A lot of readers emailed me about this, suggesting alternate explanations to the idea of boys simply needing a male teacher: One reader suggested that these teen boys needed an “Alpha male” to guide the “pack,” and that what I had taken merely as disruption before was actually their various attempts to assert dominance over each other–a valid theory that I had not even considered. Another reader suggested, particularly in view of the fact that the students acted up for my male co-teacher on a day when I was absent (and consistently try to one-up each other for my attention), that perhaps a “mother-father” pair was helping to make them feel comfortable in class. Indeed, when we were reading the Robert Hayden poem “Those Winter Sundays,” about a father’s devotion to his family, several of the kids plainly stated that they had limited contact with their dads, or had no fathers, period. They asked if they were allowed to read the poem and envision their mothers instead. Understandable, then, that they might derive a little bit of security from a makeshift familial structure in our classroom.
One reader asserted that the boys’ unwillingness to listen to female teachers was a sign of sexism, and of incipient social messages they receive to the effect that women have less value than men. While the same thought has crossed my mind, I’ve ultimately come to the view that my students weren’t so much being intentionally disrespectful, as they were lacking in awareness of how to treat a female in positional authority. I think due to several circumstances–my relative youth, the fact that I am shorter than most of them, my casual style of dress (slacks or jeans and school polo-shirt), and the fact that they are in uneasy teenage years when they’re trying to define their own gender identity–the kids may have been confused about how to treat me, especially with respect to themselves. When they saw that my male co-teacher, who is older and taller than I am and…well…male, was treating me respectfully and as his equal, they were able to use his behavior as a model for their own. Had I been the one to leave, and the other female special-education teacher remained in my place, I feel she would likely have experienced the same outcome.
Lastly, I cannot under-rate the importance of a skilled teacher, regardless of gender. I’ve been lucky that both of the special-education teachers with whom I’ve team-taught this year have been knowledgeable and experienced. Many years ago, when I was a new teacher in another school, I taught a similar, over-sized, almost all male special-education inclusion class.

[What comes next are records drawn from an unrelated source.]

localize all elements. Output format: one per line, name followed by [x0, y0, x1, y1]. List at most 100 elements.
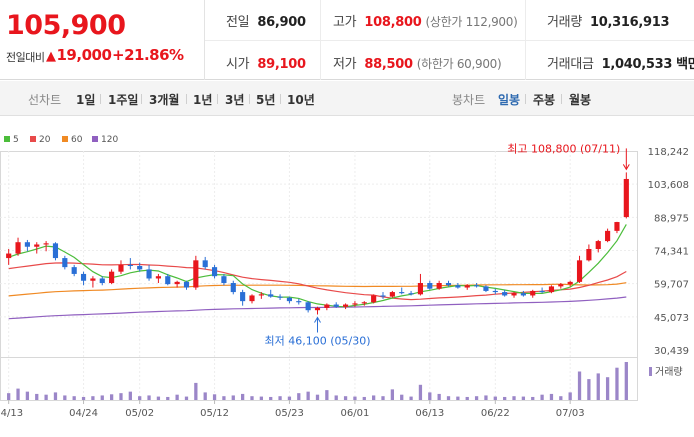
- volume-bar: [568, 392, 572, 400]
- x-tick-label: 04/13: [0, 408, 23, 419]
- tab-3y[interactable]: 3년: [225, 93, 245, 107]
- candle-body: [240, 292, 246, 302]
- line-chart-label: 선차트: [28, 93, 62, 107]
- volume-bar: [353, 396, 357, 400]
- candle-body: [155, 276, 161, 279]
- volume-bar: [549, 393, 554, 400]
- candle-body: [436, 283, 442, 289]
- candle-body: [277, 296, 283, 298]
- change-label: 전일대비: [6, 51, 45, 64]
- volume-bar: [25, 391, 30, 400]
- candle-body: [127, 264, 133, 267]
- volume-bar: [531, 396, 535, 400]
- volume-bar: [278, 396, 282, 400]
- candle-body: [361, 302, 367, 304]
- volume-bar: [615, 367, 619, 400]
- candle-body: [530, 290, 536, 296]
- volume-legend-swatch: [649, 367, 652, 376]
- candle-body: [174, 281, 180, 285]
- volume-bar: [624, 362, 628, 400]
- candle-body: [202, 260, 208, 268]
- candle-body: [324, 304, 330, 308]
- candle-body: [492, 290, 498, 293]
- volume-bar: [109, 394, 114, 400]
- chart-period-tabs: 선차트 1일 1주일 3개월 1년 3년 5년 10년 봉차트 일봉 주봉 월봉: [0, 81, 694, 116]
- chart-frame: [0, 151, 638, 401]
- tab-separator: [249, 94, 250, 104]
- tab-weekly[interactable]: 주봉: [533, 93, 556, 107]
- tab-1y[interactable]: 1년: [193, 93, 213, 107]
- volume-bar: [287, 396, 292, 400]
- candle-body: [380, 295, 386, 297]
- volume-bar: [269, 396, 273, 400]
- tab-1w[interactable]: 1주일: [108, 93, 139, 107]
- tab-5y[interactable]: 5년: [256, 93, 276, 107]
- tab-monthly[interactable]: 월봉: [569, 93, 592, 107]
- stat-prev-close: 전일 86,900: [226, 15, 306, 30]
- volume-bar: [119, 393, 123, 400]
- volume-bar: [605, 377, 610, 400]
- x-tick-label: 05/02: [125, 408, 154, 419]
- price-summary: 105,900 전일대비 ▲19,000 +21.86%: [0, 0, 205, 80]
- min-price-annotation: 최저 46,100 (05/30): [264, 335, 370, 348]
- max-price-annotation: 최고 108,800 (07/11): [507, 142, 620, 155]
- candle-body: [502, 292, 508, 296]
- volume-bar: [521, 396, 526, 400]
- volume-bar: [503, 396, 507, 400]
- candle-body: [165, 276, 171, 285]
- candle-body: [183, 281, 190, 288]
- y-tick-label: 118,242: [648, 147, 689, 158]
- candle-body: [211, 267, 218, 277]
- candle-body: [408, 293, 414, 295]
- tab-daily[interactable]: 일봉: [498, 93, 521, 107]
- tab-separator: [100, 94, 101, 104]
- candle-body: [268, 294, 274, 297]
- candle-body: [43, 243, 49, 245]
- candle-body: [305, 302, 311, 311]
- candle-body: [623, 178, 629, 218]
- price-change: ▲19,000: [46, 46, 112, 64]
- stat-high: 고가 108,800 (상한가 112,900): [333, 15, 518, 30]
- legend-ma120: 120: [92, 135, 118, 145]
- candle-body: [464, 285, 470, 288]
- volume-legend-label: 거래량: [655, 366, 683, 378]
- volume-bar: [334, 395, 338, 400]
- tab-3m[interactable]: 3개월: [149, 93, 180, 107]
- candle-body: [193, 260, 199, 288]
- volume-bar: [16, 388, 20, 400]
- candle-body: [146, 269, 152, 279]
- candle-body: [333, 304, 339, 307]
- volume-bar: [35, 393, 39, 400]
- candle-body: [90, 278, 96, 281]
- x-tick-label: 06/13: [415, 408, 444, 419]
- volume-bar: [306, 391, 310, 400]
- volume-bar: [259, 396, 263, 400]
- candle-body: [399, 292, 405, 294]
- volume-bar: [138, 396, 142, 400]
- volume-bar: [596, 373, 600, 400]
- candle-body: [605, 230, 611, 242]
- stat-amount: 거래대금 1,040,533 백만: [547, 57, 694, 72]
- volume-bar: [484, 395, 488, 400]
- tab-1d[interactable]: 1일: [76, 93, 96, 107]
- x-tick-label: 07/03: [556, 408, 585, 419]
- candle-body: [483, 286, 489, 291]
- tab-separator: [217, 94, 218, 104]
- candle-body: [118, 264, 124, 272]
- y-tick-label: 74,341: [654, 247, 689, 258]
- volume-bar: [194, 382, 198, 400]
- x-tick-label: 05/12: [200, 408, 229, 419]
- x-tick-label: 06/22: [481, 408, 510, 419]
- candle-body: [99, 278, 105, 284]
- tab-separator: [525, 94, 526, 104]
- tab-10y[interactable]: 10년: [287, 93, 315, 107]
- candle-body: [539, 290, 545, 293]
- candle-body: [286, 297, 292, 302]
- current-price: 105,900: [6, 10, 126, 41]
- candle-body: [595, 241, 601, 250]
- volume-bar: [44, 394, 48, 400]
- volume-bar: [474, 396, 479, 400]
- volume-bar: [428, 392, 432, 400]
- volume-bar: [409, 396, 413, 400]
- volume-bar: [240, 393, 245, 400]
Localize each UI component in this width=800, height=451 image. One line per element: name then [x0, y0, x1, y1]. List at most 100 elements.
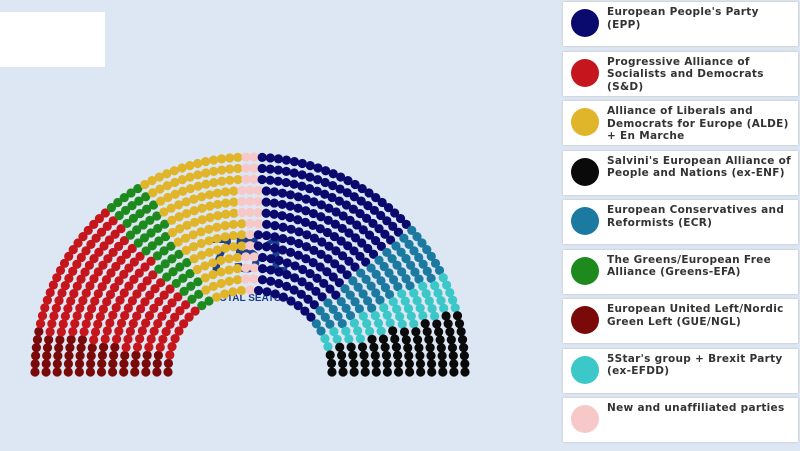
seat — [335, 184, 345, 194]
seat — [397, 289, 407, 299]
seat — [436, 295, 446, 306]
seat — [221, 198, 231, 208]
seat — [101, 275, 112, 285]
seat — [78, 295, 88, 306]
seat — [344, 228, 354, 238]
seat — [130, 358, 140, 369]
seat — [269, 198, 279, 208]
seat — [204, 247, 214, 257]
seat — [154, 296, 164, 307]
seat — [328, 272, 338, 282]
seat — [185, 184, 196, 194]
seat — [273, 176, 283, 186]
seat — [416, 367, 426, 377]
seat — [286, 247, 296, 257]
seat — [37, 311, 48, 321]
seat — [397, 319, 407, 329]
seat — [100, 208, 110, 218]
seat — [350, 233, 361, 243]
seat — [89, 335, 99, 345]
seat — [64, 351, 74, 361]
seat — [346, 342, 356, 352]
seat — [141, 318, 151, 328]
seat — [311, 286, 321, 296]
seat — [73, 238, 83, 248]
seat — [277, 188, 288, 198]
seat — [274, 255, 284, 266]
seat — [301, 206, 311, 216]
seat — [371, 269, 381, 279]
seat — [98, 342, 109, 352]
seat — [430, 281, 440, 291]
seat — [350, 262, 360, 272]
total-label: TOTAL SEATS — [213, 293, 281, 304]
seat — [128, 319, 138, 329]
seat — [175, 306, 185, 316]
seat — [108, 310, 118, 320]
seat — [404, 239, 414, 250]
seat — [114, 241, 124, 251]
seat — [349, 246, 359, 256]
seat — [445, 327, 455, 337]
seat — [245, 218, 255, 229]
seat — [449, 359, 459, 369]
seat — [105, 318, 115, 328]
seat — [305, 172, 315, 182]
seat — [90, 327, 101, 337]
seat — [415, 351, 425, 361]
seat — [114, 326, 124, 336]
seat — [149, 326, 159, 336]
seat — [352, 220, 362, 230]
seat — [200, 261, 210, 271]
seat — [174, 326, 184, 336]
seat — [373, 318, 384, 328]
seat — [181, 208, 192, 219]
seat — [261, 208, 271, 218]
seat — [369, 342, 379, 352]
seat — [305, 269, 315, 279]
seat — [297, 277, 307, 287]
seat — [364, 230, 375, 240]
seat — [405, 281, 415, 291]
seat — [376, 241, 386, 251]
seat — [404, 351, 414, 361]
seat — [170, 177, 180, 188]
seat — [281, 281, 292, 292]
seat — [300, 217, 311, 227]
seat — [177, 175, 187, 185]
seat — [277, 211, 287, 221]
seat — [445, 287, 455, 298]
seat — [159, 290, 169, 300]
seat — [189, 206, 199, 216]
seat — [189, 242, 199, 252]
seat — [174, 212, 184, 222]
seat — [439, 303, 449, 313]
seat — [371, 288, 381, 298]
seat — [425, 343, 435, 353]
seat — [446, 335, 456, 345]
seat — [229, 197, 239, 207]
seat — [169, 166, 179, 176]
seat — [237, 230, 247, 240]
seat — [170, 189, 180, 199]
seat — [111, 334, 122, 344]
seat — [358, 225, 368, 235]
seat — [253, 208, 263, 218]
seat — [181, 300, 191, 310]
seat — [66, 296, 76, 306]
seat — [406, 260, 416, 270]
seat — [331, 290, 341, 300]
seat — [89, 274, 99, 284]
legend-swatch — [571, 405, 599, 433]
seat — [308, 208, 319, 219]
seat — [380, 229, 390, 239]
seat — [228, 287, 238, 297]
seat — [457, 334, 468, 345]
seat — [98, 304, 108, 314]
seat — [148, 270, 158, 280]
seat — [56, 327, 66, 337]
seat — [432, 319, 442, 329]
seat — [410, 267, 420, 277]
seat — [330, 259, 340, 269]
seat — [225, 175, 235, 185]
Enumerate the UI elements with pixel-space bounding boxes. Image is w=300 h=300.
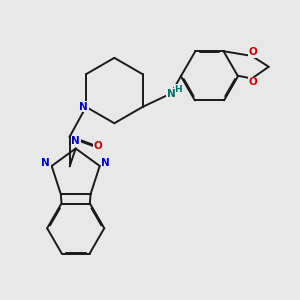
Text: O: O [249,47,258,57]
Text: N: N [71,136,80,146]
Text: N: N [41,158,50,168]
Text: H: H [175,85,182,94]
Text: N: N [101,158,110,168]
Text: O: O [94,140,102,151]
Text: N: N [167,88,175,98]
Text: N: N [79,102,88,112]
Text: O: O [249,77,258,87]
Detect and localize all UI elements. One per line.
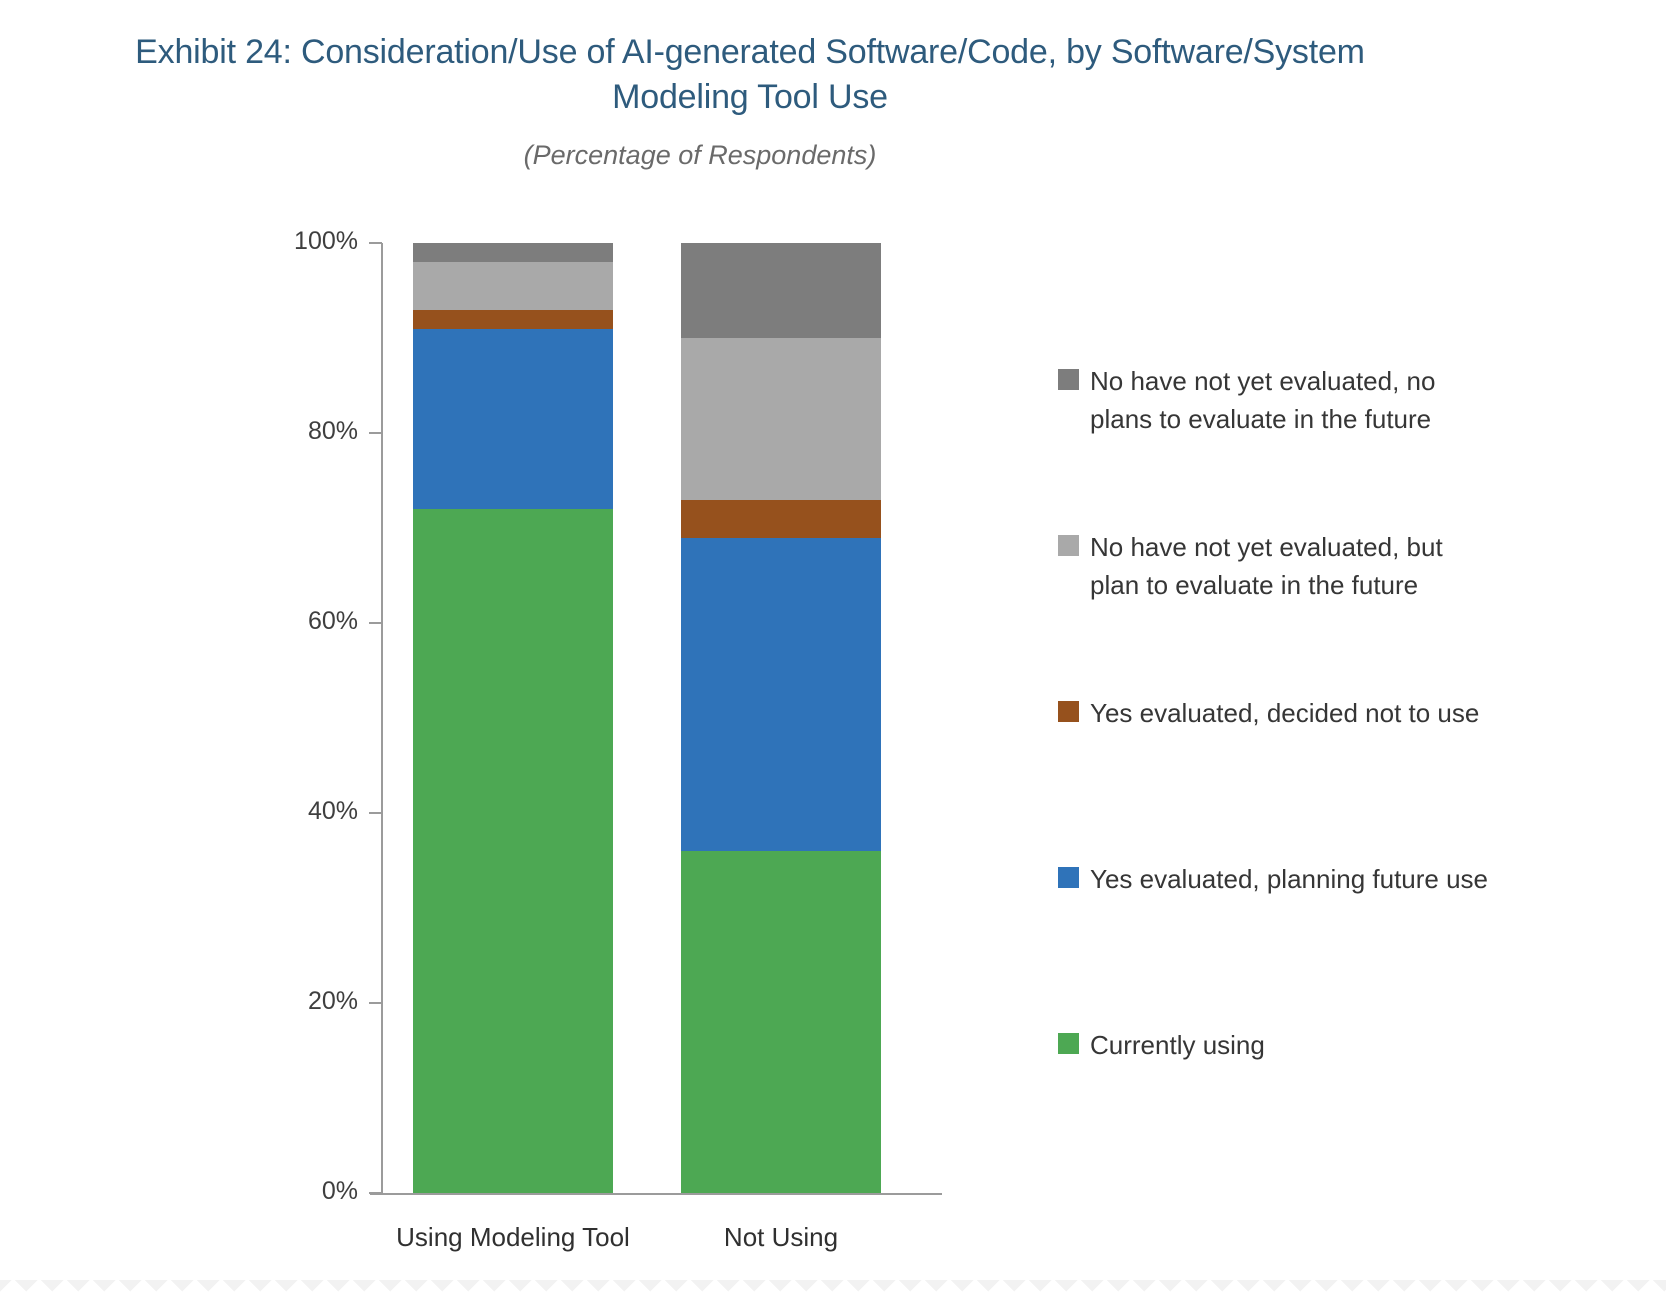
segment-using-modeling-tool-no-have-not-yet: [413, 262, 613, 310]
legend-item-no-have-not-yet: No have not yet evaluated, no plans to e…: [1058, 362, 1435, 438]
legend-swatch-yes-evaluated-planning-future: [1058, 867, 1079, 888]
chart-title-line2: Modeling Tool Use: [612, 78, 888, 116]
legend-item-no-have-not-yet: No have not yet evaluated, but plan to e…: [1058, 528, 1443, 604]
legend-label-yes-evaluated-planning-future: Yes evaluated, planning future use: [1090, 864, 1489, 894]
legend-label-yes-evaluated-decided-not: Yes evaluated, decided not to use: [1090, 698, 1480, 728]
chart-title: Exhibit 24: Consideration/Use of AI-gene…: [0, 30, 1500, 120]
segment-not-using-yes-evaluated-planning-future: [681, 537, 881, 851]
chart-subtitle: (Percentage of Respondents): [523, 140, 877, 170]
y-tick-mark-60: [369, 622, 382, 624]
segment-not-using-currently-using: [681, 851, 881, 1193]
legend-item-yes-evaluated-decided-not: Yes evaluated, decided not to use: [1058, 694, 1479, 732]
legend-item-currently-using: Currently using: [1058, 1026, 1265, 1064]
legend-label-no-have-not-yet: No have not yet evaluated, no plans to e…: [1090, 366, 1436, 434]
y-tick-label-20: 20%: [307, 987, 358, 1015]
segment-not-using-no-have-not-yet: [681, 243, 881, 338]
y-tick-label-40: 40%: [307, 797, 358, 825]
y-tick-label-0: 0%: [321, 1177, 358, 1205]
segment-using-modeling-tool-no-have-not-yet: [413, 243, 613, 262]
legend-swatch-no-have-not-yet: [1058, 535, 1079, 556]
y-tick-label-80: 80%: [307, 417, 358, 445]
chart-title-line1: Exhibit 24: Consideration/Use of AI-gene…: [135, 33, 1365, 71]
x-label-not-using: Not Using: [723, 1222, 839, 1252]
legend-swatch-yes-evaluated-decided-not: [1058, 701, 1079, 722]
legend-item-yes-evaluated-planning-future: Yes evaluated, planning future use: [1058, 860, 1488, 898]
y-tick-label-100: 100%: [294, 227, 358, 255]
legend-label-no-have-not-yet: No have not yet evaluated, but plan to e…: [1090, 532, 1443, 600]
legend-swatch-no-have-not-yet: [1058, 369, 1079, 390]
y-axis-line: [381, 243, 383, 1195]
segment-not-using-no-have-not-yet: [681, 338, 881, 500]
segment-using-modeling-tool-currently-using: [413, 509, 613, 1193]
x-label-using-modeling-tool: Using Modeling Tool: [396, 1222, 630, 1252]
legend-swatch-currently-using: [1058, 1033, 1079, 1054]
torn-page-edge: [0, 1280, 1666, 1300]
segment-not-using-yes-evaluated-decided-not: [681, 499, 881, 538]
segment-using-modeling-tool-yes-evaluated-planning-future: [413, 328, 613, 509]
y-tick-mark-20: [369, 1002, 382, 1004]
y-tick-mark-40: [369, 812, 382, 814]
y-tick-mark-0: [369, 1192, 382, 1194]
segment-using-modeling-tool-yes-evaluated-decided-not: [413, 309, 613, 329]
y-tick-mark-100: [369, 242, 382, 244]
x-axis-line: [370, 1193, 942, 1195]
y-tick-mark-80: [369, 432, 382, 434]
y-tick-label-60: 60%: [307, 607, 358, 635]
legend-label-currently-using: Currently using: [1090, 1030, 1265, 1060]
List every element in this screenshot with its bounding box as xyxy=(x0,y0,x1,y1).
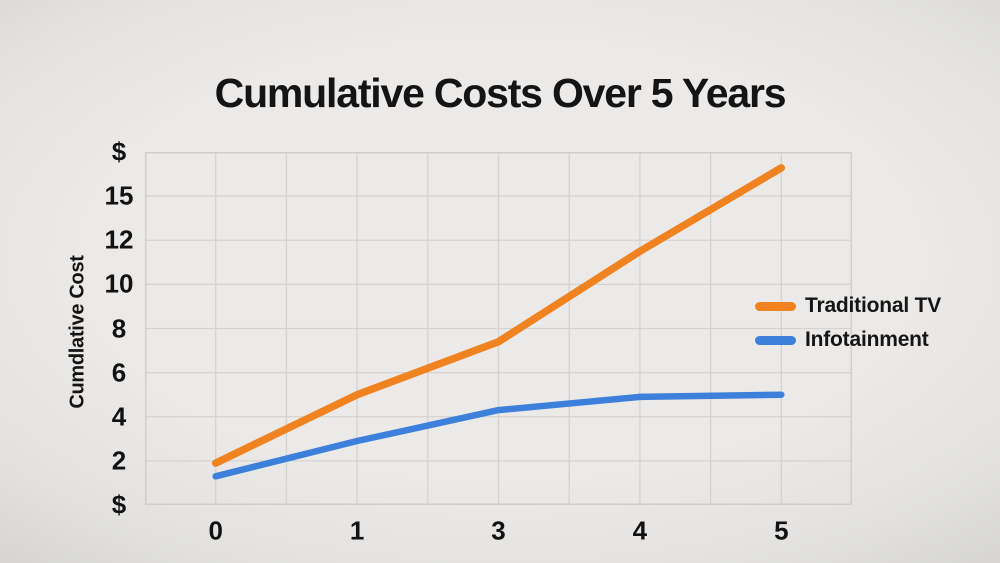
y-axis-title: Cumdlative Cost xyxy=(66,255,89,409)
legend: Traditional TV Infotainment xyxy=(755,294,941,352)
plot-area xyxy=(145,152,852,505)
y-tick-label: 2 xyxy=(111,445,127,476)
legend-label-infotainment: Infotainment xyxy=(805,328,929,351)
y-tick-label: $ xyxy=(111,489,127,520)
y-tick-label: 8 xyxy=(111,313,127,343)
y-tick-label: 4 xyxy=(111,401,127,432)
y-tick-label: 12 xyxy=(104,224,134,255)
series-line-traditional-tv xyxy=(211,164,786,467)
legend-label-traditional-tv: Traditional TV xyxy=(805,294,942,317)
legend-swatch-infotainment xyxy=(755,335,796,345)
x-tick-label: 1 xyxy=(349,515,365,546)
legend-item-traditional-tv: Traditional TV xyxy=(755,294,941,318)
gridlines xyxy=(145,152,852,505)
x-tick-label: 3 xyxy=(491,515,506,546)
legend-item-infotainment: Infotainment xyxy=(755,328,941,352)
x-tick-label: 5 xyxy=(774,515,789,546)
plot-svg xyxy=(145,152,852,505)
chart-title: Cumulative Costs Over 5 Years xyxy=(214,70,787,116)
series-line-infotainment xyxy=(212,391,785,480)
y-tick-label: 6 xyxy=(111,357,127,388)
x-tick-label: 4 xyxy=(632,515,648,546)
legend-swatch-traditional-tv xyxy=(755,301,796,311)
y-tick-label: $ xyxy=(111,136,127,167)
plot-border xyxy=(145,152,852,505)
y-tick-label: 10 xyxy=(104,268,134,299)
x-tick-label: 0 xyxy=(208,515,223,546)
y-tick-label: 15 xyxy=(104,180,134,211)
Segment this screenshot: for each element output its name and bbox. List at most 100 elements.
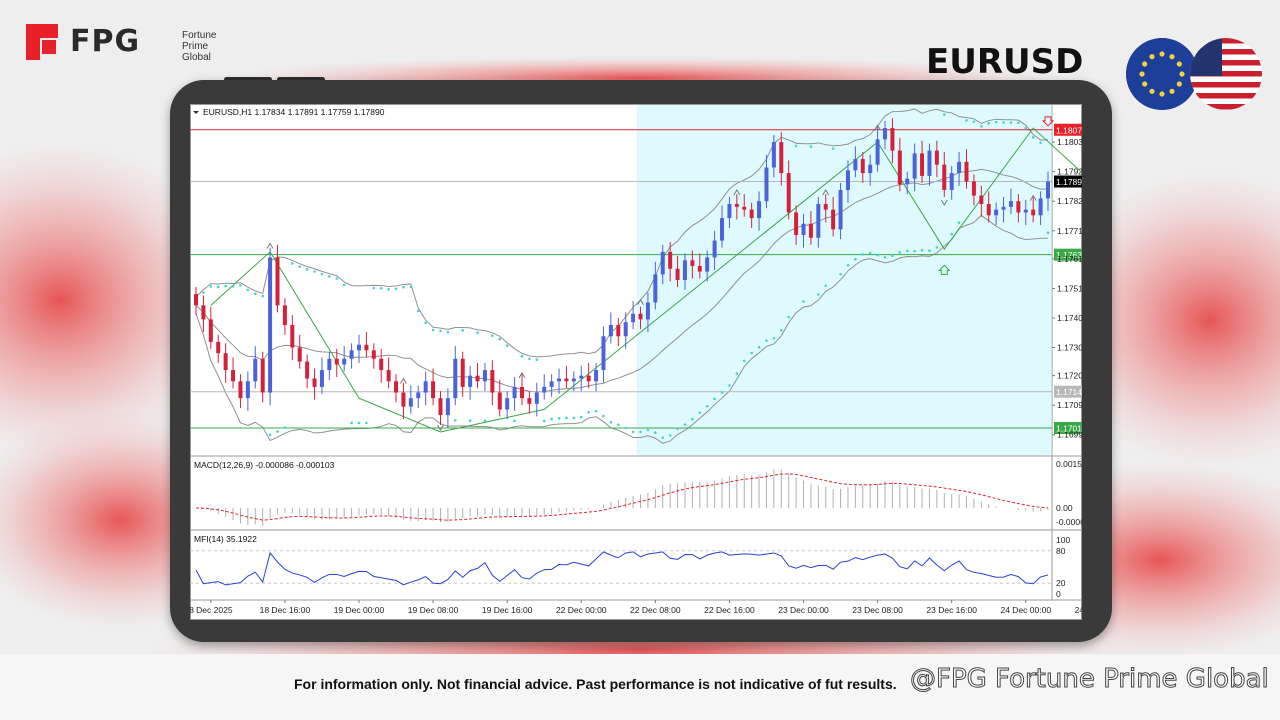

That time I was paired with a male special-education teacher. He was a well-meaning, highly educated, and kind person, but his spoken English was so heavily accented as to be difficult to understand, and he had even less classroom-management expertise than I did. When the kids were acting up (which was most of the time, because neither he nor I had any ability to control them), he would give me a “deer in headlights”-look and go to the back of the room, leaving me to manage the situation. Despite the presence of another adult in the room, and a male teacher at that, I felt utterly alone in trying to manage this difficult group of boys. Thus, at the end of the day, the gender of the teacher cannot be the only factor that predicts the success of the students–although, sometimes, it really does help.